Autre principe que semble poser le gouvernement, pousser les chômeurs à prendre un n’importe quel emploi à conditions moins disantes serait leur mettre le pied à l’étrier pour aller vers un meilleur emploi plus tard. Or les études démontrent que la précarité agit plutôt comme une prison que comme un tremplin, a ajouté la sociologue. Une illustration de cette logique est le bonus emploi senior que le gouvernement souhaite mettre en place pour encourager les demandeurs d’emploi à accepter un emploi moins bien rémunéré que le précédent. On en vient à délégitimer les exigences des demandeurs d’emploi en termes de rémunération ou de temps de travail, a constaté Claire Vivès.
Bruno Coquet, chercheur associé à l’OFCE, a souligné l’absence de bilan concernant les réformes menées depuis 2017, alors même que la loi Avenir professionnel de 2018 prévoyait que le gouvernement remette chaque année au Parlement un rapport sur la gestion de l’Assurance chômage. Il a également rappelé la bonne santé financière du droit commun de l’Assurance chômage, excédentaire depuis 1997.
Quant à la réforme, il s’agit plutôt selon lui d’une coupe dans les droits. Les chômeurs sont poussés à la reprise d’emploi par leur appauvrissement, on ne touche pas aux conditions d’emploi ou de travail, a-t-il ajouté. D’ailleurs on ne nous dit pas pourquoi les 60% de chômeurs non indemnisés ne reprennent pas d’emploi. Et changer les règles d’Assurance chômage ne va rien changer pour ces gens-là.
Être au chômage augmente la mortalité
Enfin Dominique Lhuillier, psychologue du travail au CNAM, s’est penchée sur la santé des chômeurs, une problématique qu’elle souhaiterait voir figurer dans la réforme de l’Assurance chômage.
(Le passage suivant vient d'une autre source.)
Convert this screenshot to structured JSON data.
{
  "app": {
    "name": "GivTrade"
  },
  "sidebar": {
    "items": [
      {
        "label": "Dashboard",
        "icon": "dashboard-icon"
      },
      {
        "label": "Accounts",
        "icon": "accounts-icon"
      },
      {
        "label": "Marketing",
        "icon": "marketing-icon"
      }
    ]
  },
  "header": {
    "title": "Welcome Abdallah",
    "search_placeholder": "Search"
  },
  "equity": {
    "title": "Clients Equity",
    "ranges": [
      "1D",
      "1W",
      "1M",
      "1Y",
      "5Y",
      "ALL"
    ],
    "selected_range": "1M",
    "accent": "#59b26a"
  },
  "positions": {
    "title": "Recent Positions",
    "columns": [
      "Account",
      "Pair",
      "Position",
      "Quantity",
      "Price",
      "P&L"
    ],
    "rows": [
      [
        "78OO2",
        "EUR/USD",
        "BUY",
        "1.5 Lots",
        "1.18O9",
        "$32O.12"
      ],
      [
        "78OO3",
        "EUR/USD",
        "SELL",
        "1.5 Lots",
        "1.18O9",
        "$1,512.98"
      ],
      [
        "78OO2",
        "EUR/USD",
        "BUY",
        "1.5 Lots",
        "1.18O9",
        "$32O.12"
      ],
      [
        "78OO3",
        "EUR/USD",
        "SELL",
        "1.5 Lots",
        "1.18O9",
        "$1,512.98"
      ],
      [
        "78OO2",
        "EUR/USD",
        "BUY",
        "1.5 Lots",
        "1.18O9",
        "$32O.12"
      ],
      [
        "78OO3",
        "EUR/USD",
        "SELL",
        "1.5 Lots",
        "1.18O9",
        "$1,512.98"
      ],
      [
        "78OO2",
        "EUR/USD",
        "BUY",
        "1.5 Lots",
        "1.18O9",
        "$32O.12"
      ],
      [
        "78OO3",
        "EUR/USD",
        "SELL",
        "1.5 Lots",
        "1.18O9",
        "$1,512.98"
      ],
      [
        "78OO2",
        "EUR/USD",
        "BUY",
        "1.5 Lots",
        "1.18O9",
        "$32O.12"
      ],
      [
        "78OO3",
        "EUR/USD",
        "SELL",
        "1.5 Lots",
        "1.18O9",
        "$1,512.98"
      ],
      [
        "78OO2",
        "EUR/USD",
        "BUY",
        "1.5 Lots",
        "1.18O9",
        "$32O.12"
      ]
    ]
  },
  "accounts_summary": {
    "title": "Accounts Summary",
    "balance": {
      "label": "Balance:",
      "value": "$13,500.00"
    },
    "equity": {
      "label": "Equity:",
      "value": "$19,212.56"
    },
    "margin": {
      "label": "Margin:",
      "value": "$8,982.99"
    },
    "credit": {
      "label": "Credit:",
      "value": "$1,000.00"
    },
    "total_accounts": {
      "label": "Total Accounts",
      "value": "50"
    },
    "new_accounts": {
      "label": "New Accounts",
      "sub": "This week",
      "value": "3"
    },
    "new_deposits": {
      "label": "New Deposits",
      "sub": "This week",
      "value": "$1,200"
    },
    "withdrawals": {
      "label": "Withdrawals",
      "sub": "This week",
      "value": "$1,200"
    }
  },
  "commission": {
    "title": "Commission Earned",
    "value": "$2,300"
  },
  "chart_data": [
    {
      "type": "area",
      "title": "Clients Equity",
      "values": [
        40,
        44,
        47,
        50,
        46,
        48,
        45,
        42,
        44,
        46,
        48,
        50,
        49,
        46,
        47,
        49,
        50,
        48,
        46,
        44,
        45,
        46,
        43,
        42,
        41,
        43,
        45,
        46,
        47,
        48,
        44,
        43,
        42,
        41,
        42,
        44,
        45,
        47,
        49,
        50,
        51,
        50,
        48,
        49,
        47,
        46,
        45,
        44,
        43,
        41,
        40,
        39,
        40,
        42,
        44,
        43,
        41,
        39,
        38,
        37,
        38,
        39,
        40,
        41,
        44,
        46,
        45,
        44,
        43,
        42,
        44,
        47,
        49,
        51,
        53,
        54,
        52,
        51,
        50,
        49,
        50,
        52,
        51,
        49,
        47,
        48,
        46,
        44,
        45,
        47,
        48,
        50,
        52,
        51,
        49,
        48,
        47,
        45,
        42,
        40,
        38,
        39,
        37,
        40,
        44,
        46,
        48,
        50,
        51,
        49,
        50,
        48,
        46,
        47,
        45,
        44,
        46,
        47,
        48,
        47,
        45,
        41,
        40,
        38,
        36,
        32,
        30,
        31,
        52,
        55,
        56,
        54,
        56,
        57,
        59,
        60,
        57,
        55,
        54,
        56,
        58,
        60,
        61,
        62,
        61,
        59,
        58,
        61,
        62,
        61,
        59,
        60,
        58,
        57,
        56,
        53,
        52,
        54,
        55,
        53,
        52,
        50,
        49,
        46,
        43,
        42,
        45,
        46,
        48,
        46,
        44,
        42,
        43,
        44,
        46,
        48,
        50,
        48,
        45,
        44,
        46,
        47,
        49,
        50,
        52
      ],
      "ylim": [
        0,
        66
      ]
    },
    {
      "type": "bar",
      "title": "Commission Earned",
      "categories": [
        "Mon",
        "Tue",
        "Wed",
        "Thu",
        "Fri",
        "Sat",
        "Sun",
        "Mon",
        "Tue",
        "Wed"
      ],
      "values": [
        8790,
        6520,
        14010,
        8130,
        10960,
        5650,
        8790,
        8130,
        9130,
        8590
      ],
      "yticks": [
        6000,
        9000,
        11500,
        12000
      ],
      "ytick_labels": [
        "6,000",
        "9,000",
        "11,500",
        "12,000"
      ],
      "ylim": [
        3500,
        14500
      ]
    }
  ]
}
Les quelques chiffres disponibles montrent que la mortalité des chômeurs est supérieure de 60% à celle des non-chômeurs et que 14 000 décès sont imputables chaque année au chômage. Être au chômage multiplie les risques de suicide, de mortalité par cancer, d’AVC ou d’épisodes dépressifs. La santé dépend des conditions de vie et près de la moitié des personnes sans emploi vivent sous le seuil de pauvreté, a-t-elle ajouté.
La chercheuse a également souhaité mettre la santé des chômeurs en perspective avec les transformations massives que connaît le travail aujourd’hui, avec toujours plus d’intensification, de précarisation et d’individualisation. La fragilisation de la santé au travail peut conduire à la porte du chômage, a-t-elle rappelé.
Dominique Lhuillier craint que la réforme voulue par le gouvernement ne dégrade encore cette situation. Si les chômeurs sont poussés à prendre n’importe quel travail, y compris non compatible avec leur état de santé, ils ne tiendront pas, et reviendront avec une santé encore plus abîmée, a-t-elle alerté. Un cercle vicieux dans un contexte où la fin de l’indemnisation des arrêts maladie de moins de huit jours est en débat. Aller travailler en étant malade conduit à des arrêts longs et à des licenciements pour inaptitude, qui sont de plus en plus nombreux, a-t-elle ajouté.